In defence of Beethoven, this may also have been a result of not suffering fools gladly.

It is no surprise to learn that Beethoven soon became the flavour of the month in Vienna, Really, Beethoven never fell from grace again after securing his place in Viennese society except as his hearing began to fail in the early part of the 1800s.

Things became even more difficult for Beethoven then. Beethoven was eventually able to charge audiences to hear him play and for a while, this would have assured him a steady income.

Another source of income for Beethoven was through the private lessons he gave on piano. Many of Beethoven’s students were from the ruling classes who had the spare money to indulge the whims of their children.

It would have been an expectation, especially for young women, to be able to sing or play an instrument like the piano, and having the opportunity to be taught by a rising star like Beethoven was perfect.

Unfortunately, Beethoven did not always play the role of educator terribly well. He is supposed to have bitten one of his students on the shoulder as he was so frustrated by the ineptitude of the boy.

Young Countesses, were a better match for Beethoven’s temperament with their elegance and charm together with their social standing to which Beethoven always aspired to belong to.

Many of these students were gifted musicians. Whether this had anything to do with Beethoven’s teaching or not is another matter, but some became dedicatees to Beethoven’s work.

Beethoven's Work

It also gave Beethoven a door into the world of the aristocracy that came with money and status. These were essential for Beethoven.

Tragedy featured all too often in Beethoven’s life. The onset of what would become permeant deafness began its cruel dominance of Beethoven’s life. As a result of this, it extinguished this lucrative means of income.

Aside from performing and teaching, Beethoven was of course a composer.

In amongst giving lessons, he detested recitals, Beethoven was extremely busy writing music. As you would expect, interest in his music happened gradually and was reliant on his earlier successes.

Links with the aristocracy and in particular Count Ferdinand von Waldstein.

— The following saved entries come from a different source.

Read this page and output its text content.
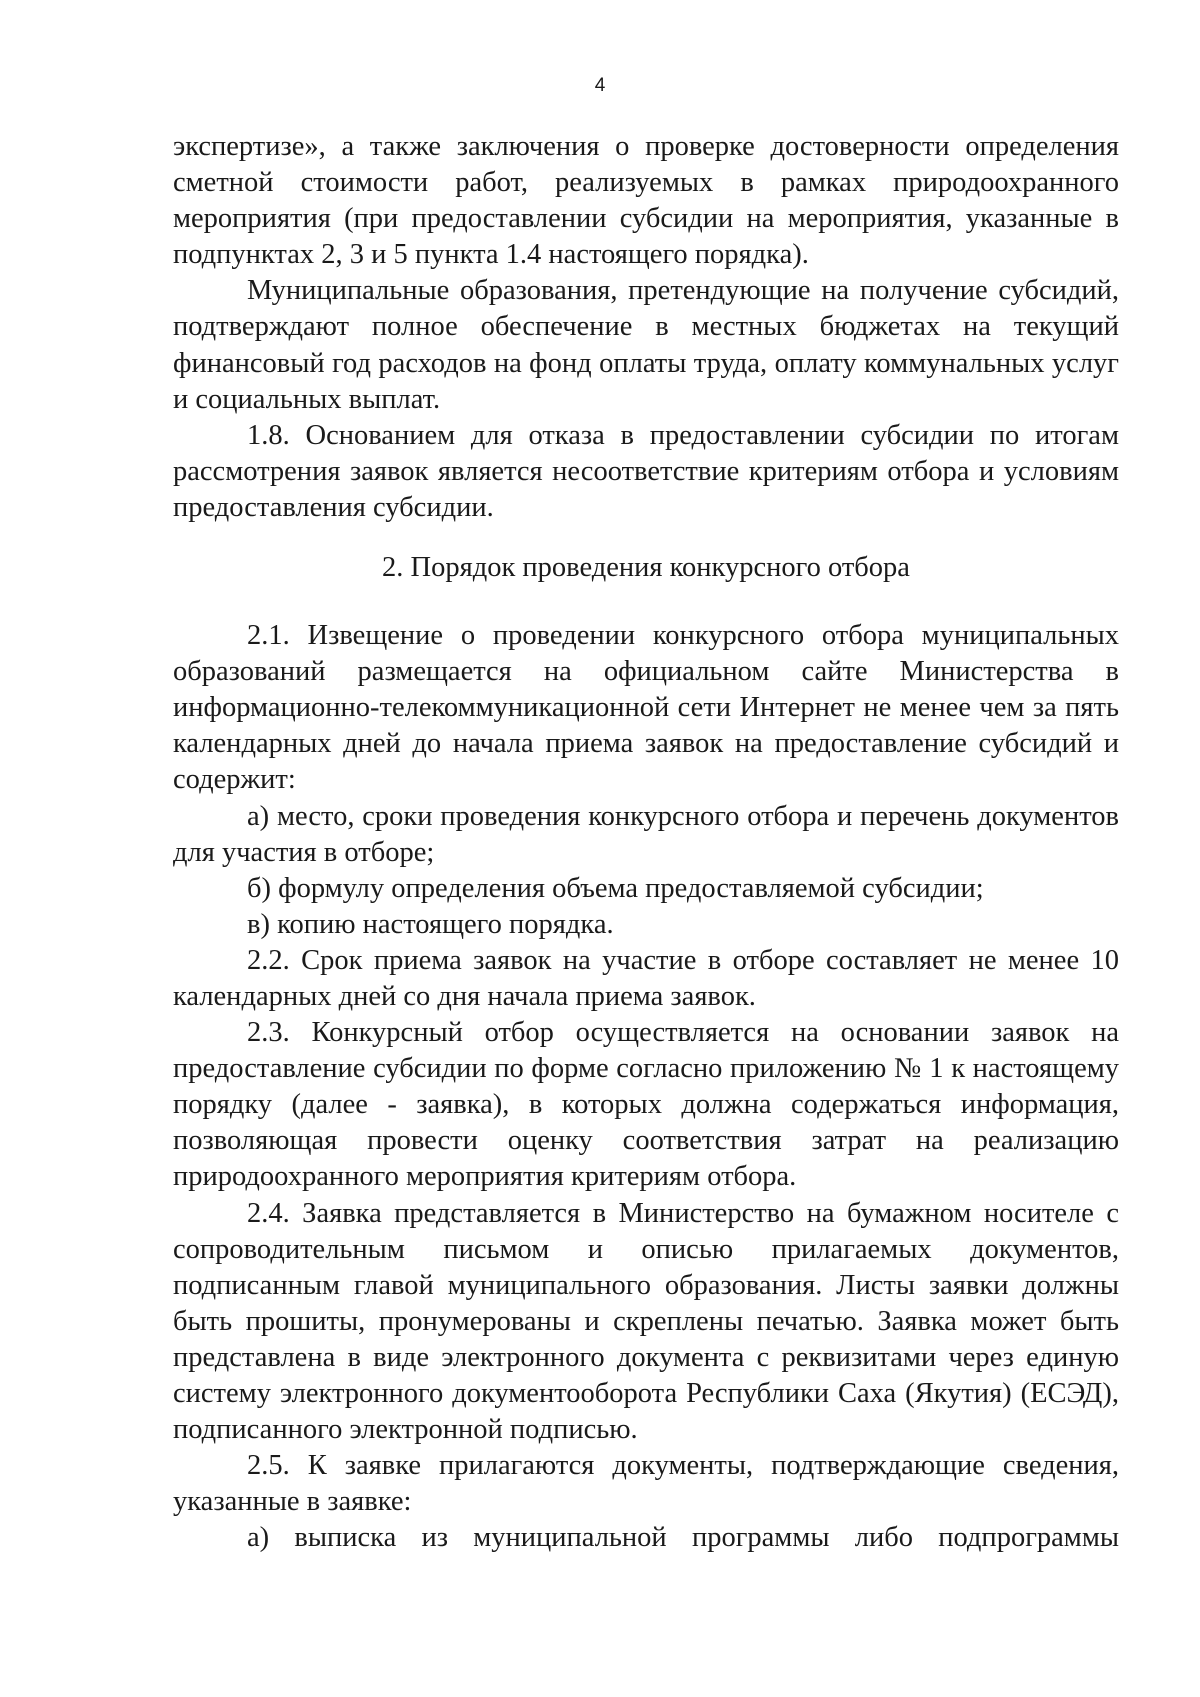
4

экспертизе», а также заключения о проверке достоверности определения сметной стоимости работ, реализуемых в рамках природоохранного мероприятия (при предоставлении субсидии на мероприятия, указанные в подпунктах 2, 3 и 5 пункта 1.4 настоящего порядка).

Муниципальные образования, претендующие на получение субсидий, подтверждают полное обеспечение в местных бюджетах на текущий финансовый год расходов на фонд оплаты труда, оплату коммунальных услуг и социальных выплат.

1.8. Основанием для отказа в предоставлении субсидии по итогам рассмотрения заявок является несоответствие критериям отбора и условиям предоставления субсидии.

2. Порядок проведения конкурсного отбора

2.1. Извещение о проведении конкурсного отбора муниципальных образований размещается на официальном сайте Министерства в информационно-телекоммуникационной сети Интернет не менее чем за пять календарных дней до начала приема заявок на предоставление субсидий и содержит:

а) место, сроки проведения конкурсного отбора и перечень документов для участия в отборе;

б) формулу определения объема предоставляемой субсидии;

в) копию настоящего порядка.

2.2. Срок приема заявок на участие в отборе составляет не менее 10 календарных дней со дня начала приема заявок.

2.3. Конкурсный отбор осуществляется на основании заявок на предоставление субсидии по форме согласно приложению № 1 к настоящему порядку (далее - заявка), в которых должна содержаться информация, позволяющая провести оценку соответствия затрат на реализацию природоохранного мероприятия критериям отбора.

2.4. Заявка представляется в Министерство на бумажном носителе с сопроводительным письмом и описью прилагаемых документов, подписанным главой муниципального образования. Листы заявки должны быть прошиты, пронумерованы и скреплены печатью. Заявка может быть представлена в виде электронного документа с реквизитами через единую систему электронного документооборота Республики Саха (Якутия) (ЕСЭД), подписанного электронной подписью.

2.5. К заявке прилагаются документы, подтверждающие сведения, указанные в заявке:

а) выписка из муниципальной программы либо подпрограммы
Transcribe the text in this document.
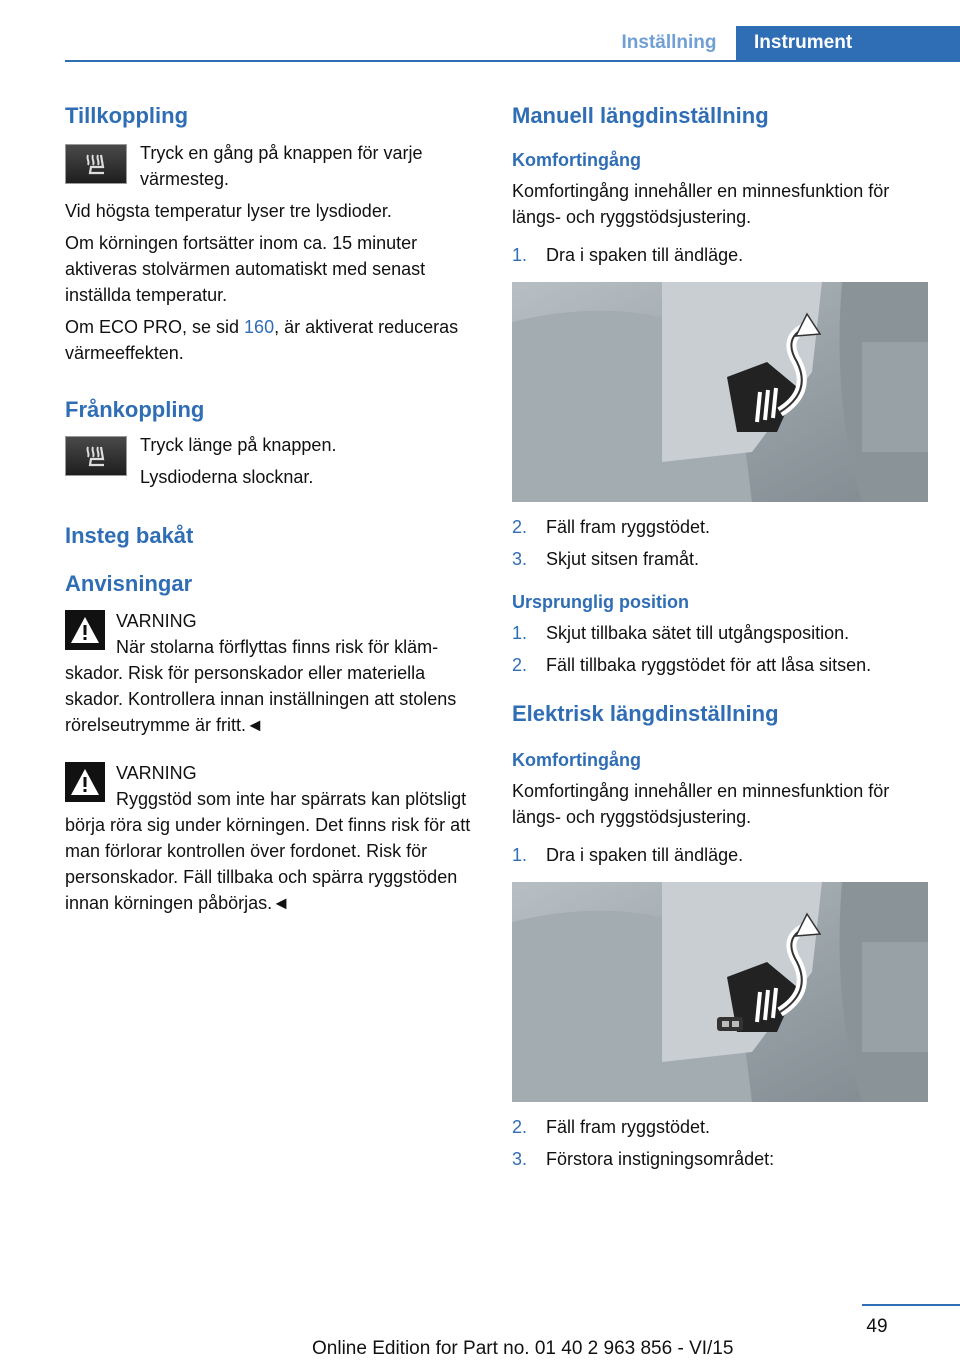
Inställning	Instrument
Tillkoppling

Tryck en gång på knappen för varje värmesteg.

Vid högsta temperatur lyser tre lysdioder.

Om körningen fortsätter inom ca. 15 minuter aktiveras stolvärmen automatiskt med senast inställda temperatur.

Om ECO PRO, se sid 160, är aktiverat reduceras värmeeffekten.

Frånkoppling

Tryck länge på knappen.

Lysdioderna slocknar.

Insteg bakåt
Anvisningar

VARNING

När stolarna förflyttas finns risk för klämskador. Risk för personskador eller materiella skador. Kontrollera innan inställningen att stolens rörelseutrymme är fritt.◄

VARNING

Ryggstöd som inte har spärrats kan plötsligt börja röra sig under körningen. Det finns risk för att man förlorar kontrollen över fordonet. Risk för personskador. Fäll tillbaka och spärra ryggstöden innan körningen påbörjas.◄

Manuell längdinställning
Komfortingång

Komfortingång innehåller en minnesfunktion för längs- och ryggstödsjustering.

1.	Dra i spaken till ändläge.
2.	Fäll fram ryggstödet.
3.	Skjut sitsen framåt.
Ursprunglig position
1.	Skjut tillbaka sätet till utgångsposition.
2.	Fäll tillbaka ryggstödet för att låsa sitsen.
Elektrisk längdinställning
Komfortingång

Komfortingång innehåller en minnesfunktion för längs- och ryggstödsjustering.

1.	Dra i spaken till ändläge.
2.	Fäll fram ryggstödet.
3.	Förstora instigningsområdet:
49
Online Edition for Part no. 01 40 2 963 856 - VI/15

Waldstein had heard Beethoven play in the late 1780s and instantly become an admirer.

As a good amateur pianist himself, Waldstein probably saw the genius of Beethoven and thankfully for us commissioned several significant works from the composer.

The issue with the world of composing and composers at the time of Beethoven was that the fees that commissions attracted varied enormously.

Some claim Beethoven was a fairly perceptive businessman, others are less certain. Some of Beethoven’s most notable works gave him small benefits.

Beethoven’s 4th Symphony landed him the Princely sum of 500 Florins. Equally, Beethoven received a very low fee for his 5th Symphony which he sold to his publisher Breitkopf for 450 Florins.

These sums became increasingly important as a means of living for the composer, so it is hard to understand why Beethoven accepted such sums.

What is highly probable is that Beethoven did his best to attract commissions but was faced with an array of less than scrupulous publishers and patrons.

Beethoven Music

It is worth remembering that when work was sold to a publisher, there was no system of commission, simply a one-off fee. This could be extremely low but the alternative was to shop around for another publisher and that meant lost time and revenue.

One option was to publish the same work in more than one country usually with different publishers however keeping track of these publications and publishers was not easy for Beethoven.

Beethoven was also not at all well. As his life progressed he suffered more and more. His profound deafness together with several other brutal ailments left him questioning his existence each day. It seems only his composing kept him alive.

This is painfully evident in what has been called The Heiligenstadt Testament of 1802 which was only discovered posthumously. Beethoven may not have been a great businessman or teacher but one of the world’s greatest composers he certainly was.